Clément Mancini will develop his appeal for murals in parallel of his studies in Graphic Arts, which mostly served him to enrich his visual and artistic culture. More and more attracted by this practice, he will start a collaboration with a friend with whom they will create frescoes for various events during several years. After the separation of the duo, the artist will develop a more personal approach to painting, progressively leaving graffiti behind and focusing exclusively on painting on canvas.
This period of experimentation related to graffiti is still very important to the artist. It will have enabled him to educate his gaze regarding the observation of his environment and the vibration of the materials that surround him : from a rusty door, a torn poster or a trace of a tag that has just been covered by the city cleaners. All of his observed plastic data (sometimes photographed) are elements that feed his daily work.

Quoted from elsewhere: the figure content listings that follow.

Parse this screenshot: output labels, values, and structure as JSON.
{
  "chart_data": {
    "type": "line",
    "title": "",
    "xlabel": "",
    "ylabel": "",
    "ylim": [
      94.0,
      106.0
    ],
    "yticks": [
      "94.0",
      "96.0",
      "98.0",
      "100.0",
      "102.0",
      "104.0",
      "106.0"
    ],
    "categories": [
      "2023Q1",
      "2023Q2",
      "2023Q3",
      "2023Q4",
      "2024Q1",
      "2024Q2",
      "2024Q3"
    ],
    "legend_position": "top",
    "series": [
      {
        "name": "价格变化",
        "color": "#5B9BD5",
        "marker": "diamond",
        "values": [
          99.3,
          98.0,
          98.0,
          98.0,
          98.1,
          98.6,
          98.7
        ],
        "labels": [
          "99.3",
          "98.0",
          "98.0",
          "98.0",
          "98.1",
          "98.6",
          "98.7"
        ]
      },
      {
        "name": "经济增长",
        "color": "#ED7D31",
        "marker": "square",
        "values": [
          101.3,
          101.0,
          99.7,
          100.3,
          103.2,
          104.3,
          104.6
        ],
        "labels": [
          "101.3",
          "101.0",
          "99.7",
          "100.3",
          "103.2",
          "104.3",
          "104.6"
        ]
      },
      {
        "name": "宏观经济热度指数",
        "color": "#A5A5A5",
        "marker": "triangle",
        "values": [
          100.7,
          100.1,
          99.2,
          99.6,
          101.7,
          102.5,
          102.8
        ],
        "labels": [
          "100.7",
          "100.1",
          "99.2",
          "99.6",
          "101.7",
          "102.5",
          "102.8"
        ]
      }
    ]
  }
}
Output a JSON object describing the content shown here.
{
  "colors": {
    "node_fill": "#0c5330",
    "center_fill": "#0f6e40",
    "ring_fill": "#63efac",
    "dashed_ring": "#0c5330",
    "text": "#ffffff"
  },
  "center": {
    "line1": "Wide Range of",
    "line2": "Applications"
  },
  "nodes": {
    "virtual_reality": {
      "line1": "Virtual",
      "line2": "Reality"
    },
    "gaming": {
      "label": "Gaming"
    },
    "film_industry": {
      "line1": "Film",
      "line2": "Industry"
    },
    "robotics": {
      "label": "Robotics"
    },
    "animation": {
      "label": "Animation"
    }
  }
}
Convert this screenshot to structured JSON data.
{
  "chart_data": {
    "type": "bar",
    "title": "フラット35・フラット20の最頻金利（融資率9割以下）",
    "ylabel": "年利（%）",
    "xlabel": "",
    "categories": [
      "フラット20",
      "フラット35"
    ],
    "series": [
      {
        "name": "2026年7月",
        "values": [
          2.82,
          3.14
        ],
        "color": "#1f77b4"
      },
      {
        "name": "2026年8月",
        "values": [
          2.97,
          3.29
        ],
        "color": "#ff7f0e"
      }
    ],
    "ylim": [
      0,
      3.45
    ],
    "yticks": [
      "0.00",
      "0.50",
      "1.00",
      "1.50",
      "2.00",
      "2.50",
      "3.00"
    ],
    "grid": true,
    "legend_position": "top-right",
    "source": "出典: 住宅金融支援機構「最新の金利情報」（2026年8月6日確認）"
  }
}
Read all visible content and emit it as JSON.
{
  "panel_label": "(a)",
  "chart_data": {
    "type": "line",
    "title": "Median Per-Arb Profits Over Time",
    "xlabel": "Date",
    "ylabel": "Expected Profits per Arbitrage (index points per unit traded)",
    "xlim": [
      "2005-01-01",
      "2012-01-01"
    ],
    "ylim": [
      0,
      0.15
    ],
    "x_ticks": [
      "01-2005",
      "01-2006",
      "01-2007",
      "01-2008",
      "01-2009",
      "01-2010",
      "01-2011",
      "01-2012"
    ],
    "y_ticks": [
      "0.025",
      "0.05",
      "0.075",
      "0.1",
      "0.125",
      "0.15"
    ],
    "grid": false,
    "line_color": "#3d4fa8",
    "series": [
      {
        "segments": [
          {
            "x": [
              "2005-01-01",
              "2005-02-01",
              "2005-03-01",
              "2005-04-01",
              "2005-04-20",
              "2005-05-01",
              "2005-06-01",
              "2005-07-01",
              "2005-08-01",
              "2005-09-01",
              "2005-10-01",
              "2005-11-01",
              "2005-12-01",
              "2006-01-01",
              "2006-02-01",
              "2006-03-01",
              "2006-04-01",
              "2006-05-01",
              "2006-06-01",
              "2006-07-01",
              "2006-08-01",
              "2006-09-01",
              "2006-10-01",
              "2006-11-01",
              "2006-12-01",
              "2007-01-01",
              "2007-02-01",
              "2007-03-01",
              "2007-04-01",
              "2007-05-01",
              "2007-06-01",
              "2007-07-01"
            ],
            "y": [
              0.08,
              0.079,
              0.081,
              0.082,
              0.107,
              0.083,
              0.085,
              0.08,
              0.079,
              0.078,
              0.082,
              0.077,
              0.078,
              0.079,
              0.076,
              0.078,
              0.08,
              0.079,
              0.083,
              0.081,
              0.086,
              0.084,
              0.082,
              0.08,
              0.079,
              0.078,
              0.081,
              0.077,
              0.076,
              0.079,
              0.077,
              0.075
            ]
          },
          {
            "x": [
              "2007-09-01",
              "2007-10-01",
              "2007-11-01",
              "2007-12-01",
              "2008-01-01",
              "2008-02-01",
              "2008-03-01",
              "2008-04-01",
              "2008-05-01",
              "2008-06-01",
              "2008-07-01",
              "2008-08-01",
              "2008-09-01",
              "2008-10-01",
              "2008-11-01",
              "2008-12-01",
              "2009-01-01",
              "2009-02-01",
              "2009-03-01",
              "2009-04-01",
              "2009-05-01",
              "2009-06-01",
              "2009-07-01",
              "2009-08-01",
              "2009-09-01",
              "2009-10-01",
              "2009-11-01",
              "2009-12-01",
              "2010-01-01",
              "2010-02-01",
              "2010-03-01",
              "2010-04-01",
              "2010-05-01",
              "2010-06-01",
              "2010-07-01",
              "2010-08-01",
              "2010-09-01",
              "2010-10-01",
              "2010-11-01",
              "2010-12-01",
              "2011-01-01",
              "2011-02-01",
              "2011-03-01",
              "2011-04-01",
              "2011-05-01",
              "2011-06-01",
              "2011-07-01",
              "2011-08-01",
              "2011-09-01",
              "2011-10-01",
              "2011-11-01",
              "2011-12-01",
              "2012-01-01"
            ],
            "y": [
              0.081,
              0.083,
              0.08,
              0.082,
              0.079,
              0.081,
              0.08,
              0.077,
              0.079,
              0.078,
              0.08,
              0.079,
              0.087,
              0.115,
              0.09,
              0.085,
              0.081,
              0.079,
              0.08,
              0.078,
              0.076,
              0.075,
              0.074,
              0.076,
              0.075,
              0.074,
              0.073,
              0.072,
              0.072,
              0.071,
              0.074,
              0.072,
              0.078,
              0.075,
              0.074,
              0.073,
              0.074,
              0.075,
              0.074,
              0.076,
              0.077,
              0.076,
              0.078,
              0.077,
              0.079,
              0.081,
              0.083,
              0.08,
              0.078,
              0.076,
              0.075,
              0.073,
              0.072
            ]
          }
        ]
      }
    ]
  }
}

The artist considers his works as fragments of materials and constantly seeks to experiment with matter and its vibration. He began several series of works by integrating different mediums such as plaster, rust, or photographic transfer. Transmit or claim any specific messages isn’t the artist main goal. The painting, abstract, is only intended to make people feel different emotions when they look at it. For the artist, it is important that a painting can be free of interpretation and not necessarily a claimant. The work must be a breath, a moment of suspension without messages or information that are already very present in our daily life.
Painting must take its time, in a world where everything goes faster and faster.